Наверное, лучшим примером христианского писателя, который всерьез учился у софистов и хотел им стать, является уже упомянутый Татиан. Он родился ок. 120 г. в Ассирии, области к востоку от Евфрата, в семье язычни- ков (Tat. Orat., 42), по словам Евсевия, до крещения он был софистом и приобрел немалую славу (Eus. HE, IV, 16, 7; ср.: Hier. De vir. ill., 29). М. Виттакер замечает, что по-видимому его семья была достаточно обеспечена, и родители Татиана рассчитывали, что образование станет хорошим вложением средств: даже если ему не повезло бы стать знаменитым адвокатом или занять кафедру риторики в Риме или Афинах, он вполне мог бы зарабатывать себе на жизнь частным преподаванием.20 Татиан, начав обучение на Востоке, в Селевкии или Антиохии, завершил его у кого-то из признанных мастеров – мы можем лишь гадать, где и у кого, – и направился в Рим, надеясь добиться хорошего места при дворе или в свите какого-нибудь аристократа, но не преуспел. Последовавшее разочарование не только в ораторском искусстве, но и во всей античной культуре, привело к тому, что он принял христианство и стал учеником Юстина.21 Возможно, уклонение Татиана в ересь после мученической смерти его наставника тоже стало в какой-то степени следствием его нереализованного желания стать учителем. Ириней Лионский пишет, что он создал свою секту «в чаду учительского самомнения, возомнив себя выше других» (Iren. AH, I, 28; ср.: Eus. HE, IV, 29). Полученные знания риторики и грамматики Татиан впоследствии использовал при составлении своей гармонии четырех евангелий – Диатессарона22.
Самое известное из сочинений Татиана – «Слово к эллинам», написанное после 175 г.23 Оно свидетельствует о его несомненной образованности. Татиан ссылается на Гомера, Солона, Сапфо, Диагора Мелосского, Еврипида, Аристофана, Каллимаха и других писателей и поэтов, обильно цитирует до-сократиков, знаком с идеями платоников, перипатетиков, стоиков, киников, показывает знания истории, географии, музыки, астрономии.24 П. Лямпе отмечает, что отдельные пассажи его «Слова» имеют близкие параллели с речами Диона Хризостома, особенно интересен случай, связанный с ключевым для софистики понятием παιδεία: Татиан противопоставляет ложную παιδεία греков и истинную христиан подобно тому, как Дион говорит о человеческой образованности и божественном воспитании (Dio. Orat., 4, 29– 31).25 Татиан активно пользуется своими знаниями риторики и стилистики.

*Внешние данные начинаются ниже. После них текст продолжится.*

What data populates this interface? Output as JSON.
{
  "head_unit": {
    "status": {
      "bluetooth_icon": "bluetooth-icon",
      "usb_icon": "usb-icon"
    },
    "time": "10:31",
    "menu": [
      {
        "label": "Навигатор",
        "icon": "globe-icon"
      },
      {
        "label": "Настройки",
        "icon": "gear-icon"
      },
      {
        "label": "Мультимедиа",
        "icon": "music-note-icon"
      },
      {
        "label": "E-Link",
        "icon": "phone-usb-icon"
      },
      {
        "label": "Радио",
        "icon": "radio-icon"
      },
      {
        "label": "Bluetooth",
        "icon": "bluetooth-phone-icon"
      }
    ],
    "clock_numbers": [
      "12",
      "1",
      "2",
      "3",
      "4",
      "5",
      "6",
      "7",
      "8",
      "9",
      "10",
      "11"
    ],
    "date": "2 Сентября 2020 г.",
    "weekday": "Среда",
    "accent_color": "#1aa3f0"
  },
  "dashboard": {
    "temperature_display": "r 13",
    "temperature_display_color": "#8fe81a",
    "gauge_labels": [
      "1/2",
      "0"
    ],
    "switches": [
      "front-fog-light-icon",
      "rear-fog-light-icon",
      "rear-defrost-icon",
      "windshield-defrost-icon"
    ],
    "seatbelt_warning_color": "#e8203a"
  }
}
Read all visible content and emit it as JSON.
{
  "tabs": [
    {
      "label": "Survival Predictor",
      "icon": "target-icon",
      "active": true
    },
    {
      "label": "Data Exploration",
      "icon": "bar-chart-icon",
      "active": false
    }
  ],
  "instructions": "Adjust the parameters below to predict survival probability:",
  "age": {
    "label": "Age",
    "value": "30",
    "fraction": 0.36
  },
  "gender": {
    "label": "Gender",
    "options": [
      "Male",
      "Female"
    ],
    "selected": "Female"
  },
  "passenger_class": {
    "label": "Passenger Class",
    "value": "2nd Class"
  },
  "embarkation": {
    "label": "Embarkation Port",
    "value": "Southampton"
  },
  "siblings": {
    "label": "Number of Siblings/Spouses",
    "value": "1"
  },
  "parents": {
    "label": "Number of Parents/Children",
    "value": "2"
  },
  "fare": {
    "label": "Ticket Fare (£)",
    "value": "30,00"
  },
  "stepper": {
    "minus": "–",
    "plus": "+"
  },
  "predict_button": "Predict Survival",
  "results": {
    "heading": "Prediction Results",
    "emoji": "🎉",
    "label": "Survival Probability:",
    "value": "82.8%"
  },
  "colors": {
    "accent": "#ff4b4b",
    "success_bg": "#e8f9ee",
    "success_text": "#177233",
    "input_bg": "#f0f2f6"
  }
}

Его называют сторонником азианизма, он любит риторические вопросы и восклицания.26 Татиан использует оптатив, что также свидетельствует о его литературном воспитании – это наклонение практически исчезает из повседневной речи в начале новой эры.27
«Слово к эллинам» позволяет нам не только оценить уровень образованности Татиана, но и понять причины неудачи на выбранном им поприще. Первой и, возможно, самой важной, стал сирийский акцент. Татиан возмущается значением, которое придают аттическому произношению (Tat. Orat., 1; 26), и это может указывать на трудности, с которыми он столкнулся. В похожей ситуации в свое время оказался другой выходец с Востока, Лукиан, вспоминавший, как в начале своего пути он говорил по-варварски и едва ли не одевался в ассирийскую одежду, но вскоре смог избавиться от провинциализма (Luc. Bis acc., 27). То, что не имело значения для купца и не было заметно в сочинениях, для ритора было недопустимо. Второй причиной могла быть поверхностность его знаний: трудно определить, в какой степени Татиан был реально знаком с творчеством авторов, которых он упоминает, а в какой они происходили из антологий и хрестоматий. Несколько цитат из Гомера (Tat. Orat., 8; 10; 19; 21; 27; 32) могли быть выучены еще в школе, ссылки на Еврипида (10; 33) и Менандра (24), похоже, были взяты из театральных представлений, а не из текстов, не названный по имени Аристофан цитируется с перестановкой слов, разрушающей триметр (1; 15), с ошибкой процитирован и Гераклит (3). Помимо этого, М. Виттакер указывает, что Татиан допускает оплошности в астрономии и не проявляет серьезного знания фи-лософии.28 Конечно, его эрудиция впечатляет, но на фоне, скажем, Дионисия Милетского, которого даже обвиняли в использовании магии для улучшения памяти (Philostr. VS, I, 22, 522), или Гипподрома Фессалийского, «выучившего наизусть больше любого из эллинов» (II, 27, 618), Татиан смотрится бледно. Наконец, нужно указать на его немалое самомнение: Татиан явно гордился своим предполагаемым мастерством в риторической технике и не замечал его недостатков. Его экзотические неологизмы вроде ἀρρητουργός – «неудобоговоримый» (3) или κορακοφῶνος – «воронокаркающий» (15) больше напоминают «редьковых землегвоздиков» из «Лексифа-на» Лукиана (2), чем изысканный аттицизм, а чрезмерное использование антитезы и хиазма быстро утомляет.29 И. Геффкен говорит о сочинении Татиана как об образчике «стилистического одичания».30
И Татиан, и другие апологеты участвовали одновременно в нескольких дискуссиях, определивших вектор развития христианства на столетия вперед: с язычниками – римскими властями и интеллектуалами, с иудеями, наконец, с представителями альтернативных течений – еретиками. В сочинениях этих раннехристианских авторов хорошо заметна укорененность в литературных и перформативных практиках императорской эпохи.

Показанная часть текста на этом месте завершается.